The leonine old man smiled, and his smile had all the sweetness of a benediction. His boy was in trouble and had come to him. Good! Then he would not fail him. “Sit down, son, and tell the old man all about it. Begin at the beginning and let me have all the angles of the angle.”
Bryce obeyed, and for the first time John Cardigan learned of his son's acquaintance with Shirley Sumner and the fact that she had been present in Pennington's woods the day Bryce had gone there to settle the score with Jules Rondeau. In the wonderful first flush of his love a sense of embarrassment, following his discovery of the fact that his father and Colonel Pennington were implacable enemies, had decided Bryce not to mention the matter of the girl to John Cardigan until the ENTENTE CORDIALE between Pennington and his father could be reestablished, for Bryce had, with the optimism of his years, entertained for a few days a thought that he could bring about this desirable condition of affairs. The discovery that he could not, together with his renunciation of his love until he should succeed in protecting his heritage and eliminating the despair that had come upon his father in the latter's old age, had further operated to render unnecessary any discussion of the girl with the old man.
With the patience and gentleness of a confessor John Cardigan heard the story now, and though Bryce gave no hint in words that his affections were involved in the fight for the Cardigan acres, yet did his father know It, for he was a parent.

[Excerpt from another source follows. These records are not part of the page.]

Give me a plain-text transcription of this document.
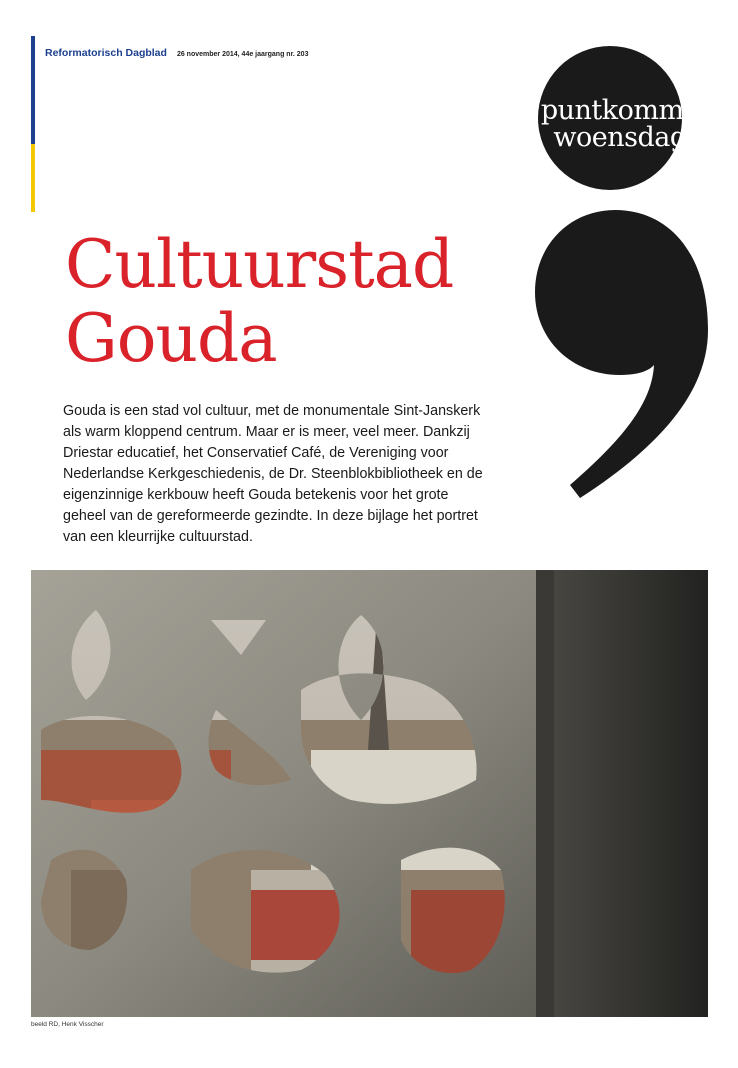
Reformatorisch Dagblad 26 november 2014, 44e jaargang nr. 203
puntkomma
woensdag
Cultuurstad
Gouda

Gouda is een stad vol cultuur, met de monumentale Sint-Janskerk als warm kloppend centrum. Maar er is meer, veel meer. Dankzij Driestar educatief, het Conservatief Café, de Vereniging voor Nederlandse Kerkgeschiedenis, de Dr. Steenblokbibliotheek en de eigenzinnige kerkbouw heeft Gouda betekenis voor het grote geheel van de gereformeerde gezindte. In deze bijlage het portret van een kleurrijke cultuurstad.

beeld RD, Henk Visscher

And his great heart went out in sympathy for his boy.
“I understand, sonny, I understand. This young lady is only one additional reason why you must win, for of course you understand she is not indifferent to you.”
“I do not know that she feels for me anything stronger than a vagrant sympathy, Dad, for while she is eternally feminine, nevertheless she has a masculine way of looking at many things. She is a good comrade with a bully sense of sportsmanship, and unlike her skunk of an uncle, she fights in the open. Under the circumstances, however, her first loyalty is to him; in fact, she owes none to me. And I dare say he has given her some extremely plausible reason why we should be eliminated; while I think she is sorry that it must be done, nevertheless, in a mistaken impulse of self-protection she is likely to let him do it.”
“Perhaps, perhaps. One never knows why a woman does things, although it is a safe bet that if they're with you at all, they're with you all the way. Eliminate the girl, my boy. She's trying to play fair to you and her relative. Let us concentrate on Pennington.”
“The entire situation hinges on that jump-crossing of his tracks on Water Street.”
“He doesn't know you plan to cross them, does he?”
“No.”
“Then, lad, your job is to get your crossing in before he finds out, isn't it?”